Nginx – PHP hits 100% CPU and eats RAM at the same time Monday to Friday


We run a learning platform for primary schools here in the UK and it's all been running extremely well. However at around 4PM Monday to Friday we see the same issue arise — 1-2 PHP threads will spike to 100% CPU and gradually start eating up RAM until the server(s) fall over.

98%+ of our requests are HTTPS, these come into our Layer 7 load balancer which then decrypts the SSL data, adds the X-HTTP-Forwarded-For header and forwards the data onto an application server (we have 2 of those at the moment) on port 80. Our application servers have Varnish on port 80 which takes in the request from the load balancer and passes the request through to Nginx on port 81. Nginx then works out which 'vhost' it needs to use and passes any PHP processing through to PHP-CGI which is listening on a socket (managed through spawn-fcgi). There's an instance of Memcached running too, MySQL runs on a separate server / slave setup.

Throughout the day the load will typically go no higher than 0.8 on either of the application servers, however at around 4PM our problem arises.

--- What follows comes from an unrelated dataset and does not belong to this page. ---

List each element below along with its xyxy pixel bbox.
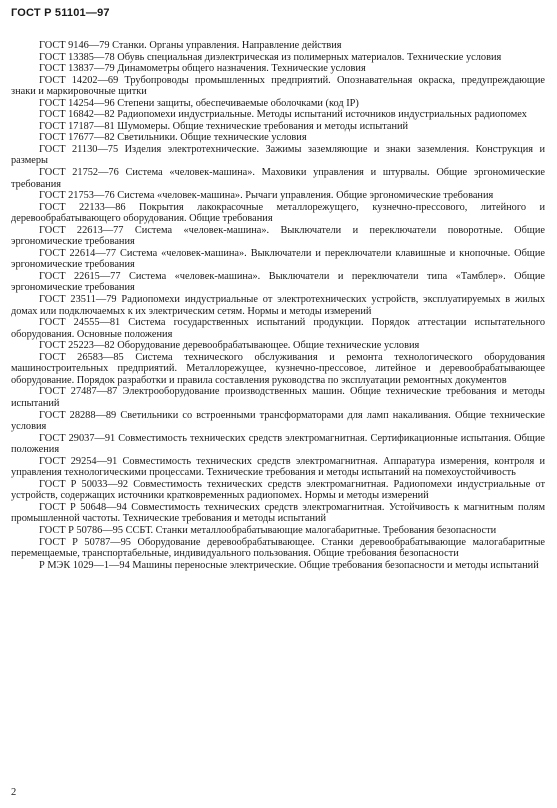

I've managed to run strace on a few of the actual threads when they cause the problem and I always see the same thing:

stat("/usr/share/zoneinfo/Europe/London", {st_mode=S_IFREG|0644,st_size=3661, ...}) = 0
stat("/usr/share/zoneinfo/Europe/London", {st_mode=S_IFREG|0644,st_size=3661, ...}) = 0

This is repeated infinitely and never stops until you SEGKILL the process or oomkiller kills it. There are no cron jobs scheduled to run at that time and I don't have any way of seeing exactly what Nginx request is associated with the PHP process which is running.

We are running PHP 5.3.14 which we upgraded to from 5.3.8 last week to rule out the older version being the problem. This issue has been going on a few months now and we have no idea what is causing it. We deploy our software very frequently, so it's difficult to track down a specific release which may have started the problem – especially as we do not know the date of the first occurrence of this issue. Varnish is version 3.0.1, Nginx is 1.0.6 (which I understand is about a year old now), our servers are running CentOS release 5.7 (Final) they have Intel i3 540s at 3.07Ghz and 8GB of RAM.

There's a discussion on the Debian mailing list about something very similar, you can find that here.

Has anyone seen anything like this in the past, does anyone have any ideas or suggestions? Are there a way of linking an Nginx request directly to a PHP thread? Is there a better way of seeing what the PHP process is doing? (I've seen GDB mentioned, though I'll have to recompile PHP)


Best Answer

I found out what the issue was, it was Internet Explorer. There was a bad reference to a .htc file in our CSS which, for some reason, was being sent to PHP to process. PHP didn't know what to do with a .htc file and just ended up going crazy and consuming all of the available resources on the server.